Please, Please, Please Stop!

Regardless of your side on the relevant StudLife op-ed debate, it’s clear that Sabrina Carpenter is that good at arousing feelings among college students. Last week, the WashU Department of Psychology tested just how aroused students can get: over three weeks, students in Psych 100 listened to songs from “Short n’ Sweet” while completing their everyday tasks such as homework, exercise, and reading 100,000 words of erotic omegaverse fanfiction. Levels of arousal were measured through biometric and self-report as well as behaviors such as moving it down, left, right. We interviewed researchers and participants to get a Taste of their experiences.

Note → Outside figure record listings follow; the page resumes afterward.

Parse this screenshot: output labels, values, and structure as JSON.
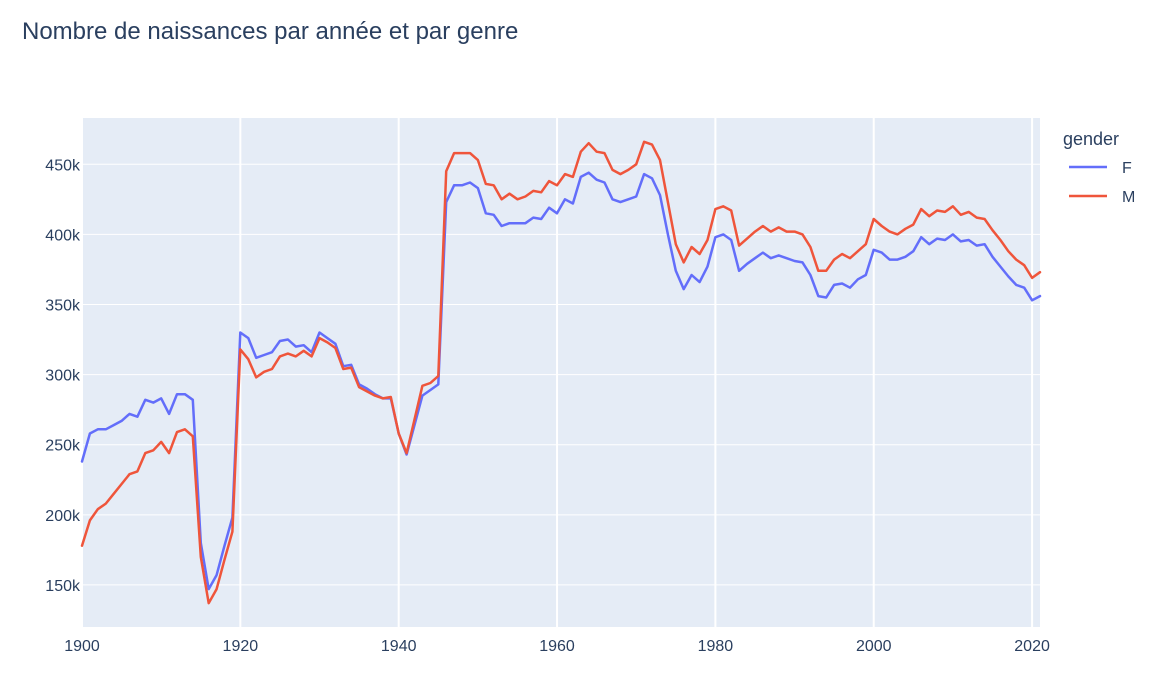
{
  "chart_data": {
    "type": "line",
    "title": "Nombre de naissances par année et par genre",
    "xlabel": "",
    "ylabel": "",
    "xlim": [
      1900,
      2021
    ],
    "ylim": [
      120000,
      483000
    ],
    "x_ticks": [
      1900,
      1920,
      1940,
      1960,
      1980,
      2000,
      2020
    ],
    "x_tick_labels": [
      "1900",
      "1920",
      "1940",
      "1960",
      "1980",
      "2000",
      "2020"
    ],
    "y_ticks": [
      150000,
      200000,
      250000,
      300000,
      350000,
      400000,
      450000
    ],
    "y_tick_labels": [
      "150k",
      "200k",
      "250k",
      "300k",
      "350k",
      "400k",
      "450k"
    ],
    "grid": true,
    "legend": {
      "title": "gender",
      "placement": "right"
    },
    "plot_background": "#e5ecf6",
    "x": [
      1900,
      1901,
      1902,
      1903,
      1904,
      1905,
      1906,
      1907,
      1908,
      1909,
      1910,
      1911,
      1912,
      1913,
      1914,
      1915,
      1916,
      1917,
      1918,
      1919,
      1920,
      1921,
      1922,
      1923,
      1924,
      1925,
      1926,
      1927,
      1928,
      1929,
      1930,
      1931,
      1932,
      1933,
      1934,
      1935,
      1936,
      1937,
      1938,
      1939,
      1940,
      1941,
      1942,
      1943,
      1944,
      1945,
      1946,
      1947,
      1948,
      1949,
      1950,
      1951,
      1952,
      1953,
      1954,
      1955,
      1956,
      1957,
      1958,
      1959,
      1960,
      1961,
      1962,
      1963,
      1964,
      1965,
      1966,
      1967,
      1968,
      1969,
      1970,
      1971,
      1972,
      1973,
      1974,
      1975,
      1976,
      1977,
      1978,
      1979,
      1980,
      1981,
      1982,
      1983,
      1984,
      1985,
      1986,
      1987,
      1988,
      1989,
      1990,
      1991,
      1992,
      1993,
      1994,
      1995,
      1996,
      1997,
      1998,
      1999,
      2000,
      2001,
      2002,
      2003,
      2004,
      2005,
      2006,
      2007,
      2008,
      2009,
      2010,
      2011,
      2012,
      2013,
      2014,
      2015,
      2016,
      2017,
      2018,
      2019,
      2020,
      2021
    ],
    "series": [
      {
        "name": "F",
        "color": "#636efa",
        "values": [
          238000,
          258000,
          261000,
          261000,
          264000,
          267000,
          272000,
          270000,
          282000,
          280000,
          283000,
          272000,
          286000,
          286000,
          282000,
          180000,
          147000,
          157000,
          178000,
          198000,
          330000,
          326000,
          312000,
          314000,
          316000,
          324000,
          325000,
          320000,
          321000,
          316000,
          330000,
          326000,
          322000,
          306000,
          307000,
          293000,
          290000,
          286000,
          283000,
          283000,
          258000,
          243000,
          264000,
          285000,
          289000,
          293000,
          423000,
          435000,
          435000,
          437000,
          433000,
          415000,
          414000,
          406000,
          408000,
          408000,
          408000,
          412000,
          411000,
          419000,
          415000,
          425000,
          422000,
          441000,
          444000,
          439000,
          437000,
          425000,
          423000,
          425000,
          427000,
          443000,
          440000,
          428000,
          400000,
          374000,
          361000,
          371000,
          366000,
          377000,
          398000,
          400000,
          396000,
          374000,
          379000,
          383000,
          387000,
          383000,
          385000,
          383000,
          381000,
          380000,
          371000,
          356000,
          355000,
          364000,
          365000,
          362000,
          368000,
          371000,
          389000,
          387000,
          382000,
          382000,
          384000,
          388000,
          398000,
          393000,
          397000,
          396000,
          400000,
          395000,
          396000,
          392000,
          393000,
          384000,
          377000,
          370000,
          364000,
          362000,
          353000,
          356000
        ]
      },
      {
        "name": "M",
        "color": "#ef553b",
        "values": [
          178000,
          196000,
          204000,
          208000,
          215000,
          222000,
          229000,
          231000,
          244000,
          246000,
          252000,
          244000,
          259000,
          261000,
          256000,
          170000,
          137000,
          147000,
          168000,
          188000,
          318000,
          311000,
          298000,
          302000,
          304000,
          313000,
          315000,
          313000,
          317000,
          313000,
          326000,
          323000,
          319000,
          304000,
          305000,
          291000,
          288000,
          285000,
          283000,
          284000,
          258000,
          244000,
          268000,
          292000,
          294000,
          299000,
          445000,
          458000,
          458000,
          458000,
          453000,
          436000,
          435000,
          425000,
          429000,
          425000,
          427000,
          431000,
          430000,
          438000,
          435000,
          443000,
          441000,
          459000,
          465000,
          459000,
          458000,
          446000,
          443000,
          446000,
          450000,
          466000,
          464000,
          453000,
          423000,
          393000,
          380000,
          391000,
          386000,
          396000,
          418000,
          420000,
          417000,
          392000,
          397000,
          402000,
          406000,
          402000,
          405000,
          402000,
          402000,
          400000,
          391000,
          374000,
          374000,
          382000,
          386000,
          383000,
          388000,
          393000,
          411000,
          406000,
          402000,
          400000,
          404000,
          407000,
          418000,
          413000,
          417000,
          416000,
          420000,
          414000,
          416000,
          412000,
          411000,
          403000,
          396000,
          388000,
          382000,
          378000,
          369000,
          373000
        ]
      }
    ]
  }
}
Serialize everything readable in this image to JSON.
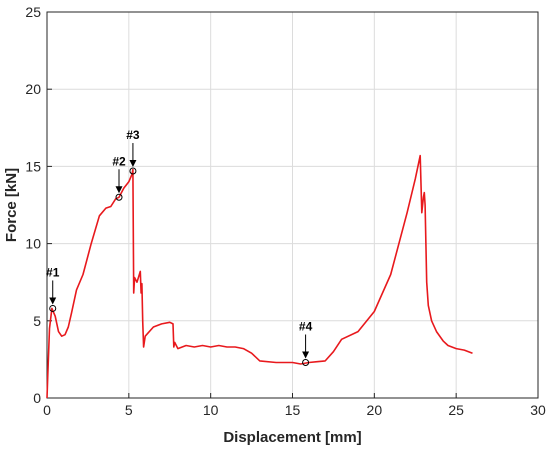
{
  "chart_data": {
    "type": "line",
    "title": "",
    "xlabel": "Displacement [mm]",
    "ylabel": "Force [kN]",
    "xlim": [
      0,
      30
    ],
    "ylim": [
      0,
      25
    ],
    "xticks": [
      0,
      5,
      10,
      15,
      20,
      25,
      30
    ],
    "yticks": [
      0,
      5,
      10,
      15,
      20,
      25
    ],
    "grid": true,
    "colors": {
      "line": "#e8191d",
      "grid": "#dcdcdc",
      "axis": "#262626",
      "annotation": "#000000"
    },
    "series": [
      {
        "x": [
          0,
          0.05,
          0.15,
          0.3,
          0.5,
          0.7,
          0.9,
          1.1,
          1.3,
          1.5,
          1.8,
          2.2,
          2.7,
          3.2,
          3.6,
          3.9,
          4.2,
          4.4,
          4.7,
          5.0,
          5.2,
          5.25,
          5.3,
          5.35,
          5.5,
          5.7,
          5.75,
          5.8,
          5.85,
          5.9,
          6.0,
          6.5,
          7.0,
          7.5,
          7.7,
          7.75,
          7.8,
          8.0,
          8.5,
          9.0,
          9.5,
          10.0,
          10.5,
          11.0,
          11.5,
          12.0,
          12.5,
          13.0,
          14.0,
          15.0,
          15.5,
          16.0,
          16.5,
          17.0,
          17.5,
          18.0,
          19.0,
          20.0,
          21.0,
          22.0,
          22.5,
          22.8,
          22.9,
          23.0,
          23.05,
          23.1,
          23.15,
          23.2,
          23.3,
          23.5,
          23.8,
          24.2,
          24.5,
          25.0,
          25.5,
          26.0
        ],
        "values": [
          0,
          1.5,
          4.5,
          5.8,
          5.3,
          4.3,
          4.0,
          4.1,
          4.6,
          5.5,
          7.0,
          8.0,
          10.0,
          11.8,
          12.3,
          12.4,
          12.9,
          13.0,
          13.6,
          14.0,
          14.5,
          14.8,
          6.8,
          7.8,
          7.5,
          8.2,
          6.8,
          7.4,
          5.0,
          3.3,
          4.0,
          4.6,
          4.8,
          4.9,
          4.8,
          3.3,
          3.6,
          3.2,
          3.4,
          3.3,
          3.4,
          3.3,
          3.4,
          3.3,
          3.3,
          3.2,
          2.9,
          2.4,
          2.3,
          2.3,
          2.2,
          2.3,
          2.35,
          2.4,
          3.0,
          3.8,
          4.3,
          5.6,
          8.0,
          12.0,
          14.2,
          15.7,
          12.0,
          13.0,
          13.3,
          12.5,
          10.0,
          7.5,
          6.0,
          5.0,
          4.3,
          3.7,
          3.4,
          3.2,
          3.1,
          2.9
        ]
      }
    ],
    "annotations": [
      {
        "label": "#1",
        "x": 0.35,
        "y": 5.8
      },
      {
        "label": "#2",
        "x": 4.4,
        "y": 13.0
      },
      {
        "label": "#3",
        "x": 5.25,
        "y": 14.7
      },
      {
        "label": "#4",
        "x": 15.8,
        "y": 2.3
      }
    ]
  }
}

“From Spotify to Tiktok to Fun Fridays at the DUC, our students can’t catch a break from this five-foot femme fatale. We need to be studying what this does to a person.” explained researchers.

“I was taking the 111 exam when Espresso started playing,” an anonymous student said. “All the p-orbitals started to look so… phallic.” 

A group of professors banded together after suspecting that it was no Coincidence that half their students missed exams on the day of the Sabrina concert last week. It was later reported that WashU students were apprehended for howling and attempting to climb on stage, falling further out of Good Graces.

In response, the Catholic Student Center created The Carpenter Initiative in order to reshape these troubled young minds, streaming Girl Meets World in Graham Chapel every Monday at 6 pm while giving students the chance to take communion wafers and accept Jesus Christ into their lives.

Community members hope this research will lead students to experience “a normal amount” of arousal or at least like chill out on Sidechat a little. In any case, it’s clear Sabrina’s clever sexual innuendo and catchy melodies have left a mark on Billboard’s Hot 100 and the hallowed halls of our horny campus.